I will start with EI, how long to see "changes" in my plants? or should I just target certain PPMs?
any suggestions for a first timer with EI?
You can simply do more water changes to reduce any error.
This is common sense for anyone that keeps fish and cares about them.
Likewise, once you gain more skills, you can slowly reduce the ppm's, the amount of dry ferts/liquid, they still add the same things.........
If you slowly and progressively reduce the dosing over say 2 week increments, then you can see and note any changes to the tank.
Done stepwise, this allows you to see and know what the deficiency starts to look and appear like before strong limitation occurs. If you start real low with dosing, then the potential to stunt a species and have in not recover is much higher. Since we KNOW that higher levels are NOT detrimental to all aquatic plants(I've not found any yet, on over 400 species and types now), this is a safer place to start.
ADA/Amano also suggest as do ADG and all ADA vendors.....to do large weekly water changes and perhaps as many as 3-4x a week in the first 1-2 months of a new set up. I also agree strongly with this.
However, with good management, ANYONE and any tank can certainly be dosed with less. Also, we can grow aquatic plants without CO2 also. But few seem to take this philosophy of less is better all the way, they take it liek a buffet, taking only what sounds good.
Still, you can dose less EI, or more PPS, they add the same things after all.
Liquid or dry.
Low or high light, DIY CO2 of gas tanks, etc.
With something like ADA aqua soil which has loads of nutrients in it......then you can have more wiggle room with dosing and not fear running out of nutrients, and once in place, it's going to last for years except for N.
So that's a no brainer, DIY soil and MTS can be done also with similar results.
Then you can worry less about dosing.
If you use LESS light, then you can also dose less with less issues and less CO2 demand also, so this helps most cases for management. Some folks like higher light and want to garden more, but most really do not, particularly when starting out.
So now you have a better more wiggle room method regardless of the dosing routine. Less light, better CO2, and less nutrient demand from the water column.

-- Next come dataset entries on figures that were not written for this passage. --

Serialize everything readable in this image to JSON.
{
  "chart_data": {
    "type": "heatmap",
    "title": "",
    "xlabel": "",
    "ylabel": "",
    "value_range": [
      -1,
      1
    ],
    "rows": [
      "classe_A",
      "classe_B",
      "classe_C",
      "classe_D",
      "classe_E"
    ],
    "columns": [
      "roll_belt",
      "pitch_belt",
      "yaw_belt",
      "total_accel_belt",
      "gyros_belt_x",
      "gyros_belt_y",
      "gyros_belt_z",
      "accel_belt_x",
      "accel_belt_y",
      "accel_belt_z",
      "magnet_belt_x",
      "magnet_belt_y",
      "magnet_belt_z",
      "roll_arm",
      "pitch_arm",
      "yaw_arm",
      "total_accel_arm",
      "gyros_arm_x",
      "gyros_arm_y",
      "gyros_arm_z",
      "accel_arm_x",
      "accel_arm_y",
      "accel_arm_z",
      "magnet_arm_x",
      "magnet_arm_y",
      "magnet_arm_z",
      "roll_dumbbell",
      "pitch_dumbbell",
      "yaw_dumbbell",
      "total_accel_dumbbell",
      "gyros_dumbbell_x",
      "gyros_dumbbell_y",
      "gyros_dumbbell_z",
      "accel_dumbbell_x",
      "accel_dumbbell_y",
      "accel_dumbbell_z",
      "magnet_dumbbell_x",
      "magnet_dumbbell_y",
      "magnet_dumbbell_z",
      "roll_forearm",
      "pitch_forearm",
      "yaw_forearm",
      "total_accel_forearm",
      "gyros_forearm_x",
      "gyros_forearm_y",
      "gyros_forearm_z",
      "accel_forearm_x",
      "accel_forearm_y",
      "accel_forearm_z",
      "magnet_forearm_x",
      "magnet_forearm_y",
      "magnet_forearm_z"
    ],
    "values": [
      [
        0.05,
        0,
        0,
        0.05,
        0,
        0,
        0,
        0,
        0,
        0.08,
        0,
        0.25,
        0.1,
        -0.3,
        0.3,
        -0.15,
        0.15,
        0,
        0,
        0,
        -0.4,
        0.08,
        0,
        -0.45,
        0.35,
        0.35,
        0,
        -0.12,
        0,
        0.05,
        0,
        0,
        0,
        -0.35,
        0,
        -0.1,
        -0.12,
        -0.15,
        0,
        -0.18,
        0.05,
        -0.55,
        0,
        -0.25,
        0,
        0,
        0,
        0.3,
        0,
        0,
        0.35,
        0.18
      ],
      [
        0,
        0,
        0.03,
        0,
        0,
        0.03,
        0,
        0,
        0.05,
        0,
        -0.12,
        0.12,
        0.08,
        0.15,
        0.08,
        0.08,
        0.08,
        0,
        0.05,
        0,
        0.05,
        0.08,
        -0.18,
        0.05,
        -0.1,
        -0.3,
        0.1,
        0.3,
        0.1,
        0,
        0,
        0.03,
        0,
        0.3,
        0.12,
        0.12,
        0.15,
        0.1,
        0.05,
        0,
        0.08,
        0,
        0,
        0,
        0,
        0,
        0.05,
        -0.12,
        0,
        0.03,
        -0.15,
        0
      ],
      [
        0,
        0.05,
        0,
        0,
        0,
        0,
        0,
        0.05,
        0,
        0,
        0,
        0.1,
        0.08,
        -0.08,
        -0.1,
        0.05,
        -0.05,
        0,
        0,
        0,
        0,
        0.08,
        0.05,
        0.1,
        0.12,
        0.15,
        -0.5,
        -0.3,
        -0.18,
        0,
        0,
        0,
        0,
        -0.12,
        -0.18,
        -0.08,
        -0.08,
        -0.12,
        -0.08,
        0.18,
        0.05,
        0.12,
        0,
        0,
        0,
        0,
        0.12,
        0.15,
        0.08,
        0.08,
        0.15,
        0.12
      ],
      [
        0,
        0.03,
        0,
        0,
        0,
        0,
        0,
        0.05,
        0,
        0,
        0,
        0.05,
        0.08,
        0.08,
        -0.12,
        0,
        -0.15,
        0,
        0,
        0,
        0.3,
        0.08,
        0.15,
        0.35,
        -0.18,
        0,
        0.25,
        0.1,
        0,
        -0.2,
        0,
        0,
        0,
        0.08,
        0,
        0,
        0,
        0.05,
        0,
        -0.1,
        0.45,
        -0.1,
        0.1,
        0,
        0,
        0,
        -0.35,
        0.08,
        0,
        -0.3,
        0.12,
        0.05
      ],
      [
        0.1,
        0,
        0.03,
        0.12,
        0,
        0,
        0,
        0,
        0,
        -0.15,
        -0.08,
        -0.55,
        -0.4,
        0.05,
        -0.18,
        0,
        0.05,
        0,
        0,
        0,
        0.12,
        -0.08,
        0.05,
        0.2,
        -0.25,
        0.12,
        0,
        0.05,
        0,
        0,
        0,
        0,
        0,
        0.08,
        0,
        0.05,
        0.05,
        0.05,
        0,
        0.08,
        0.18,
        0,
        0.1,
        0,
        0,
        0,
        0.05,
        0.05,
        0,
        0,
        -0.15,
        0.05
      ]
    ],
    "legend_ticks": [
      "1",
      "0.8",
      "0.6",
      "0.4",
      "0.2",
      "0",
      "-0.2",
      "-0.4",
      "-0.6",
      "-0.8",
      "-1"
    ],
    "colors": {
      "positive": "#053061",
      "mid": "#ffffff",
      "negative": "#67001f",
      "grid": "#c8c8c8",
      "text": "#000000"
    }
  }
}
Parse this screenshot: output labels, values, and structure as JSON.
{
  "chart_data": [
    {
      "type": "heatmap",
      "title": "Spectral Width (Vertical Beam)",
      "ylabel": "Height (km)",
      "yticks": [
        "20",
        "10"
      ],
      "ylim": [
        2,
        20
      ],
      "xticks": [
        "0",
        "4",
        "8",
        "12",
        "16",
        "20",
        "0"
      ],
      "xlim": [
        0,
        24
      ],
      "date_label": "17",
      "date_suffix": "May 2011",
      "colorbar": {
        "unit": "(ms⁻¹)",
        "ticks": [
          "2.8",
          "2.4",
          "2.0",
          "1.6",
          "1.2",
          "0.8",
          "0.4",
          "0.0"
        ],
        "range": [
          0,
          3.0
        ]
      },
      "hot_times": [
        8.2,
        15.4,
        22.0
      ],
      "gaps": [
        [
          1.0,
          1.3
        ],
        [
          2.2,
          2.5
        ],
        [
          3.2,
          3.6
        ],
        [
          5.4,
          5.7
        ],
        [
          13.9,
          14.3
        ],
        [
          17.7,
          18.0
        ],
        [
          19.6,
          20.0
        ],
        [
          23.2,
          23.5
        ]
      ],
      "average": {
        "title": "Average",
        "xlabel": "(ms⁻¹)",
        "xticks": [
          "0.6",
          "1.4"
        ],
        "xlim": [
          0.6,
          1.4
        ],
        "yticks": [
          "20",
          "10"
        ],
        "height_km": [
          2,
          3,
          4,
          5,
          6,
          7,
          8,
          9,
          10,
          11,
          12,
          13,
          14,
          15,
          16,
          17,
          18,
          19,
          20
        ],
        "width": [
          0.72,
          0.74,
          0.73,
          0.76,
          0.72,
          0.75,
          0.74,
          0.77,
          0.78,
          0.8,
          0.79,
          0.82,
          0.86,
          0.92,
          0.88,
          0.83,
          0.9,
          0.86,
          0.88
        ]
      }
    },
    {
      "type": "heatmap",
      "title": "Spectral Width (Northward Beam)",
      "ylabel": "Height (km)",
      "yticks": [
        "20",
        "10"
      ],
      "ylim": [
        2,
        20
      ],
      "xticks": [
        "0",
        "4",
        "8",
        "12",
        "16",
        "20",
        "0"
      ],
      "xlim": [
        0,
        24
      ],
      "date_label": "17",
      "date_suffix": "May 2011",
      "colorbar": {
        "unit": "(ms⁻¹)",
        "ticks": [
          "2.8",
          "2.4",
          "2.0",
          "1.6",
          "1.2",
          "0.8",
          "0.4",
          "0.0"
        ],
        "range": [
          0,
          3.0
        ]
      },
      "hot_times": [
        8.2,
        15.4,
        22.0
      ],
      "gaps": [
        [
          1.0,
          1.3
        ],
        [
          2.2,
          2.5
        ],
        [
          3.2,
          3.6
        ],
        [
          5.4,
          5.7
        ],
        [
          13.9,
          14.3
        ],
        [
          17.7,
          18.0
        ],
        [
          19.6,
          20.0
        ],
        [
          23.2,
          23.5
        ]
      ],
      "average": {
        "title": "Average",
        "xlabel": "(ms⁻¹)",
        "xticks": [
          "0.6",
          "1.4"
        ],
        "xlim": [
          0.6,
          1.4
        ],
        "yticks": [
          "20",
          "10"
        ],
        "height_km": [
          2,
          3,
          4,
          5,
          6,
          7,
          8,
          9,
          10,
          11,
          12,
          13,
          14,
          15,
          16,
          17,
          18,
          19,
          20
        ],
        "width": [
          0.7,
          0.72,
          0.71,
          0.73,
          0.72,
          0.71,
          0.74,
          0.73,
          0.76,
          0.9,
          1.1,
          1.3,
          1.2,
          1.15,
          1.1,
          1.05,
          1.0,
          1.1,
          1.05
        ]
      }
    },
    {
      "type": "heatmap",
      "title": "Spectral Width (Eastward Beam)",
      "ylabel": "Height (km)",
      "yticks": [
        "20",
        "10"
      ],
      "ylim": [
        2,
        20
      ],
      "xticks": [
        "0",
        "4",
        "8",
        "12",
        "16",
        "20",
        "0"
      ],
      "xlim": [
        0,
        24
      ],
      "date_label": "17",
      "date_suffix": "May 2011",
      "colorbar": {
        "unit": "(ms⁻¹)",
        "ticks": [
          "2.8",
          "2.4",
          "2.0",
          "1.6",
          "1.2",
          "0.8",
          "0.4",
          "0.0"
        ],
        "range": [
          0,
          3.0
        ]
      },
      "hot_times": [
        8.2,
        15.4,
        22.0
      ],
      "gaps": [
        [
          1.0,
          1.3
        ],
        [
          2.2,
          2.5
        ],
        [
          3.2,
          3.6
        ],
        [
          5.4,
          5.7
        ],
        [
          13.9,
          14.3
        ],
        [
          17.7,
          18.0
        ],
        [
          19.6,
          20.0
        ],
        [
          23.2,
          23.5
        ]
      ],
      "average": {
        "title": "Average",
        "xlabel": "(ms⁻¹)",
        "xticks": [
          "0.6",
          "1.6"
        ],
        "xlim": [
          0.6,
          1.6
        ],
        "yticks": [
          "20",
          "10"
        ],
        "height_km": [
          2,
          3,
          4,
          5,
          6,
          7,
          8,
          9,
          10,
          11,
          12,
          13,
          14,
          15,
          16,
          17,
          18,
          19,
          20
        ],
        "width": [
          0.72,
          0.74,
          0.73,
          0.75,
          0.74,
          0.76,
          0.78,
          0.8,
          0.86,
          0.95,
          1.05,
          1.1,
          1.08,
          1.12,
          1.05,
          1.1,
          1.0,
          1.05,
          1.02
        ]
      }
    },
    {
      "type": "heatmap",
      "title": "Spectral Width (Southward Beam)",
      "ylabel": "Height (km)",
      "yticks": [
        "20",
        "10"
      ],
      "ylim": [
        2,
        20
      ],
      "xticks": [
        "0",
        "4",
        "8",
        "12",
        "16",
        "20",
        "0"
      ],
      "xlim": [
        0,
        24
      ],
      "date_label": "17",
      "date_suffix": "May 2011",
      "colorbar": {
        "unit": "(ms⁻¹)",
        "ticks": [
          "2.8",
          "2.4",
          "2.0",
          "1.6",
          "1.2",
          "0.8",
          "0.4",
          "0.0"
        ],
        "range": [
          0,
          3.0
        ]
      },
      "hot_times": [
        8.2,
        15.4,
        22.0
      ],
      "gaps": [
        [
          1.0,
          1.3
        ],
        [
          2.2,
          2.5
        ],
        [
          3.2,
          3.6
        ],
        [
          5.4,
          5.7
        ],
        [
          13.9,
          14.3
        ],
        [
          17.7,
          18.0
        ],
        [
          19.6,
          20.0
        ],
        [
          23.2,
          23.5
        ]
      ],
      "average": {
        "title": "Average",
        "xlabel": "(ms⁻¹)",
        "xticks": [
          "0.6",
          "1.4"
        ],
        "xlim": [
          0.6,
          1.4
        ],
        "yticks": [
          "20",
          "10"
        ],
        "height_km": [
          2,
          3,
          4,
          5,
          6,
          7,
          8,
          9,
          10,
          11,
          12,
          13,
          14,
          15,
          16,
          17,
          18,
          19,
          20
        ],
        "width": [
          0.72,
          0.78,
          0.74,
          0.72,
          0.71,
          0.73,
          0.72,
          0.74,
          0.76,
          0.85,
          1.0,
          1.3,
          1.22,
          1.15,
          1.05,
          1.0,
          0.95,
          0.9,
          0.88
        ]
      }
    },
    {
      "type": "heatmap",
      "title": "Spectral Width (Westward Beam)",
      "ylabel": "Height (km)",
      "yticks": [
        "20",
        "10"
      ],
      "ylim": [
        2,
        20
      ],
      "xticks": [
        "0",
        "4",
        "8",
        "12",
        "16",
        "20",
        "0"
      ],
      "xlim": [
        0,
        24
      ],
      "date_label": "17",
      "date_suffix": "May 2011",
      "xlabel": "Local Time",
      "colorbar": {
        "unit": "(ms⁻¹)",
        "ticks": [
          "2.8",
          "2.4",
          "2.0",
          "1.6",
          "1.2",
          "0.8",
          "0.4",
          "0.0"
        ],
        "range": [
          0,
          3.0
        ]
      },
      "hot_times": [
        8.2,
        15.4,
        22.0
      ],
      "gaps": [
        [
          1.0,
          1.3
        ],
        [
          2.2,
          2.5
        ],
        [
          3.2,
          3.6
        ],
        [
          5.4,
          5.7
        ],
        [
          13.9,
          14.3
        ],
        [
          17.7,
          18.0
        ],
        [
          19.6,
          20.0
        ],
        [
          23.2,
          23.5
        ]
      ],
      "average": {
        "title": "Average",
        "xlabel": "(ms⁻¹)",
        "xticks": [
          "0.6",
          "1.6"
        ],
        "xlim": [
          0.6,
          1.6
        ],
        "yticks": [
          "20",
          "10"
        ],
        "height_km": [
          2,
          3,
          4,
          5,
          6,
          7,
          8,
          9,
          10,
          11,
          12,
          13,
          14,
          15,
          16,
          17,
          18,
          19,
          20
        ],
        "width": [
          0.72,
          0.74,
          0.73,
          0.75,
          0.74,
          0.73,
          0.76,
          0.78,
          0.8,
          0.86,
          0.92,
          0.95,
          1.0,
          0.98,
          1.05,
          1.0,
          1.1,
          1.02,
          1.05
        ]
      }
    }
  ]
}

I do once a MONTH water change(50%) on the tank below using moderate light and CO2 gas, and I feed the fish very well:
My 120 gal dutch display gets 70% weekly water changes and got every 3rd day water changes for the 1st 1-2 months.
Different goals, different methods and labor input. This is why each group thinks their method works and they are correct. What we see much less frequently are folks who are able to do several methods
This way I can have a nice looking tank with less work, as well as a nice garden where I prune and trim more. Or a tank which requires no water changes or much input of any kind, but is still very easy to care for and looks good, here's a non CO2 tank of mine.
So once you figure out how much work you wanna do and what the scape design goal is.....then you select the light/CO2....or not....then lastly , the fert routine.
I'm not saying ferts are not important.........just that they are pretty forgiving and wide ranging. There is little risk if you over do them.
Also, making the water change easy or automating it is a good thing.
It need not be a hard chore or involve any buckets.
I can change 60-70% on every tank I have, about 480 Gal worth of my 5 tanks, in about 1.5 hours and refill them using this:
Filter cleaning, shrimp culling, trimming, any other maintenance including dosing is all done while the water drains or fills. Pretty easy given the level of scaping and and sales of the trimmings I do. I do put in some work and I'm pretty good at it since I've done it for decades, but others can do it also.
I'm FAR from special. Mostly do what others before me already have done.